IIRC correctly, there are five distinct varieties of hypersensitivity reactions. After Type I, Type IV is arguably the best known. This involves killer (cytotoxic) T-cells attacking every cell having the foreign protein on their surfaces, regardless of how this state arose (you could have been injected with foreign protein or by a genetic instruction). This is a slower process, taking days to weeks (or even longer), contrasting with Type I, which takes minutes to hours). Consider this as you would an organ transplant that’s gone wrong, because the donor was too different from the recipient. As your body “rejects the transplant”, you fall sick and may die. Immunosuppressive drugs are likely to be required on an open ended basis.
That’s what the body of a jabbed & boosted person is doing. Essentially, they’re rejecting their own body.
To do these things INTENTIONALLY & on a worldwide scale must surely classify as among the most evil things that humans have ever done to one another. I think you’d need to be possessed to do this & not lose sleep over it. It’s diabolical as far as I’m concerned.

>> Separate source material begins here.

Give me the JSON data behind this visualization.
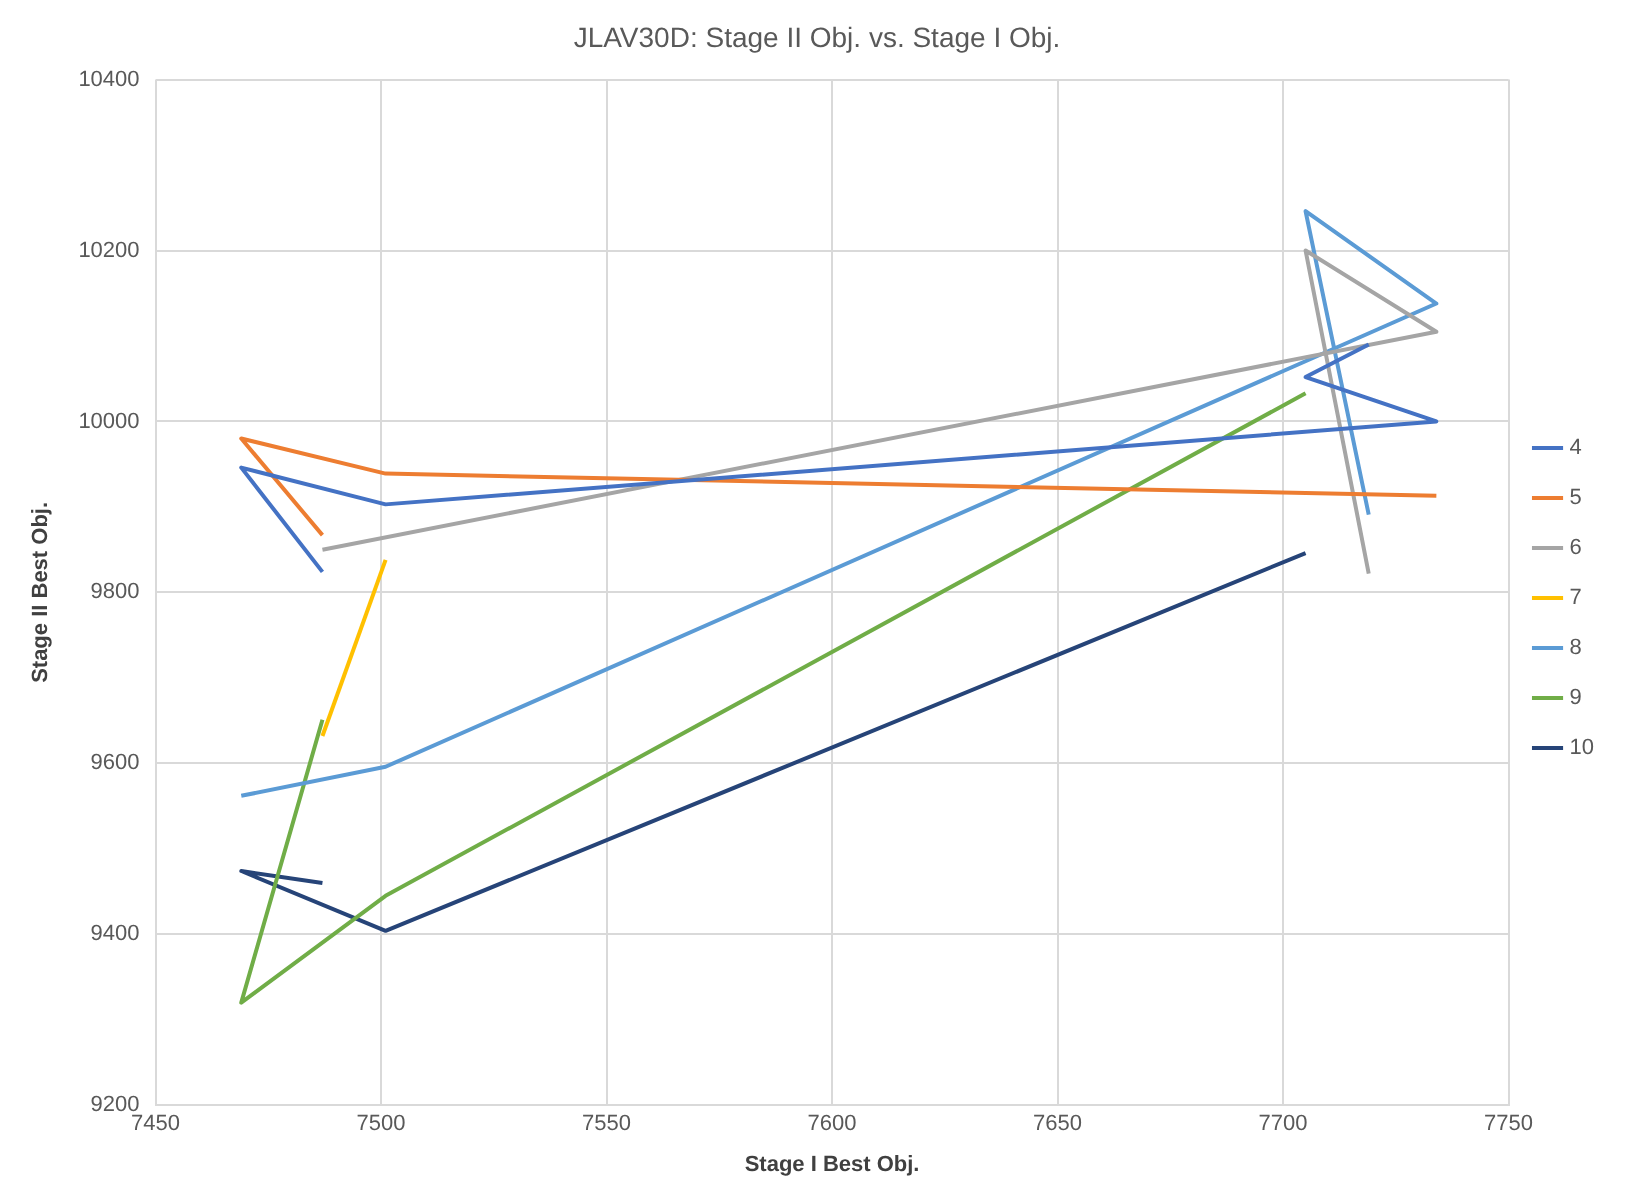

But, circling back to close. Sasha is right & other experts have pointed this out too, so it’s not a lunatic fringe notion: the injections didn’t contain mRNA encoding full length “spike protein” because that’s technically impossible, certainly on scale. Just because the vials do not contain even roughly what we were told, does not mean that they’re not dangerous.
I love her analogy with vehicles. If you cannot make a Ford Explorer, you certainly cannot make a turbo variant!